Domani, la giornata sarà dedicata all’approfondimento della fisica dei raggi cosmici, con un laboratorio tematico e con la visita speciale alle sale sperimentali sotterranee dei Laboratori Nazionali del Gran Sasso.

L’INFN STEAM Summer Camp è un progetto promosso dal Comitato di Coordinamento della Terza Missione (CC3M) dell’INFN, che sostiene le iniziative di Public Engagement della comunità scientifica dell’Istituto attraverso un processo interno di valutazione tra pari (peer review).

«Questo progetto è nato andando nelle scuole, per dieci anni, a raccontare quello che facciamo.
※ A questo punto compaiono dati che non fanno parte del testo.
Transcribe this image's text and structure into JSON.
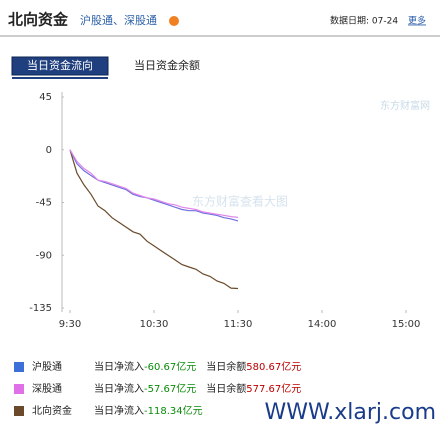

Abbiamo visto di anno in anno l’entusiamo dei ragazzi, e allora l’idea è stata quella di selezionare 100 ragazzi e 20 docenti molto interessati alle nostre attività e invitarli direttamente a venire nei nostri laboratori – ha raccontato Pierluigi Paolucci, responsabile del progetto -. La prima edizione l’abbiamo fatta a Bertinoro, siamo andati a Bologna a vedere il centro di calcolo Leonardo dove i ragazzi si sono potuti al mondo dell’informatica e della meccanica quantistica, ma uno dei posti migliori dove portare i ragazzi è nei laboratori del Gran Sasso. I giovani sono l’anima del futuro, dobbiamo supportarli al massimo».

E si guarda già al prossimo anno. «Abbiamo avuto 200 domande alla prima edizione, 550 alla seconda, alla terza se ne avremo 1000 dobbiamo vedere come fare – scherza Paolucci -. Ma è davvero un’esperienza che dà una grossa spinta e una grande fiducia anche alle persone della mia età».